Financing

A recession is looking a lot more likely

A growing number of analysts and executives expect the economy to slow down or contract as the U.S. Federal Reserve raises rates. Here’s what it means for restaurants.
recession risks restaurants
Photograph: Shutterstock

The economy is in an odd state. Unemployment is low. Incomes are up. People are spending. The result for restaurants and other businesses is sales growth. Industry sales are up by about a third over pre-pandemic levels, at least according to data from the U.S. Census.

But that is apparently changing. A growing number of analysts, investors and executives are bracing for an economic downturn, particularly as the U.S. Federal Reserve raises interest rates aggressively to calm inflation.  

Charlie Scharf, CEO of the bank Wells Fargo, said as much at the Wall Street Journal’s Future of Everything Festival. “It’s going to be hard to avoid some kind of recession just giving the magnitude of the slowing that takes place,” he said.

He is hardly the only one. CEOs expect the Fed’s interest rate hikes will cause a recession, though a “very brief, mild recession,” according to the latest CEO survey from the Conference Board.

CEO confidence in that survey hit a post-pandemic low of 42—a score of less than 50 indicates more negative than positive responses. That was down from a score of 57 earlier this year.

The Fed has raised rates twice this year already and indicates it plans to keep doing so until inflation is brought under control. The tight labor market and a series of major events, notably the pandemic and the war in Ukraine, has generated unexpectedly high and persistent inflation. The consumer price index was up 8.3% year over year in April, according to recent data from the U.S. Bureau of Labor Statistics.

By raising interest rates, the Fed hopes to slow investment and therefore hiring, which could cool the labor market and theoretically slow inflation by calming the increase in wage rates. For restaurants, it means higher debt costs, which may lead some operators to slow down expansions or cut back on expectations for growth. Raise rates too aggressively, however, and it risks putting the country into a recession.

The labor market has been the primary culprit of much of the inflationary concerns because companies have had to raise wages aggressively to attract workers. According to Goldman Sachs, there are 5.3 million more jobs than there are workers, which it said is the largest such gap since World War II.

Goldman says that gap needs to shrink by about 2.5 million to get inflation back under control. Some of it may come from natural means. The firm indicated that the end of unemployment benefits and easing of COVID-related health concerns could increase the labor force by another 1.5 million. That could help the Fed get inflation under control without causing a recession to do so.

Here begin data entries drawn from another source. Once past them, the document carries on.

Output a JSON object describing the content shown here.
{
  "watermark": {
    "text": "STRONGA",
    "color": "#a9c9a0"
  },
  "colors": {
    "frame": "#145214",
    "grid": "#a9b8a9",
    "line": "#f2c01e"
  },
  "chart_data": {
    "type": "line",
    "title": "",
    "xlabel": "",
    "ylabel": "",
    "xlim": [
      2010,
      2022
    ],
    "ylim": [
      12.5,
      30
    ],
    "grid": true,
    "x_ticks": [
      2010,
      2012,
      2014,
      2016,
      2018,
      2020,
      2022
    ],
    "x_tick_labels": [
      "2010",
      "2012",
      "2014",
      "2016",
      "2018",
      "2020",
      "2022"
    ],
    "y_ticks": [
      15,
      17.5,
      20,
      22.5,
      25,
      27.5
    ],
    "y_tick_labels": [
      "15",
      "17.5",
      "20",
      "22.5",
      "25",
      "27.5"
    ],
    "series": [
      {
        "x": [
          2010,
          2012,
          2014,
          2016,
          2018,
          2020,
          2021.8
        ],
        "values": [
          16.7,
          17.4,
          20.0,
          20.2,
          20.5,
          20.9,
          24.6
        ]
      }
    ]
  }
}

Still, Wall Street has been increasingly concerned about the prospect of a recession. Stocks fell more than 4% on Wednesday after profit warnings from Walmart and Target and then fell again on Thursday. There are some worries of stagflation, a combination of economic weakness and rising costs that is difficult for the Fed to effectively combat. Yet UBS said in a report last much that such concerns are “overheated.”

The impact of a recession on the restaurant industry depends on the severity of the downturn. There remain few true signs that consumers are changing their spending at restaurants—sales were strong in both March and April, according to U.S. Census retail sales data.

Yet some executives have indicated shifts in spending. Executives with the beverage chain Dutch Bros said that they lost some traffic in the afternoons when more sales tend to be discretionary. McDonald’s CEO Chris Kempczinski indicated some change in spending habits among lower-income consumers—though he noted in April that the average consumer was doing well.

Anthony Hull, CFO of big Burger King franchisee Carrols Restaurant Group, indicated his company was seeing some changes. “The consumer is clearly value conscious,” he said, according to a transcript on the financial services site Sentieo. “I think we’re seeing some opportunity for us in the trade-down market.”

The “trade-down market” suggests that consumers would shift spending from more expensive restaurants to lower-priced restaurants and would focus more on value. So rather than dine out at a casual-dining restaurant like Applebee’s, they may instead head to a fast-casual burger chain like Five Guys. Or they may get a Whopper from Burger King.

Yet rising costs have already prevented many restaurants from offering the kinds of deals needed to attract these customers and the strength of the overall consumer has given them little reason to do so—as high costs and weaker margins have given them plenty of reason not to.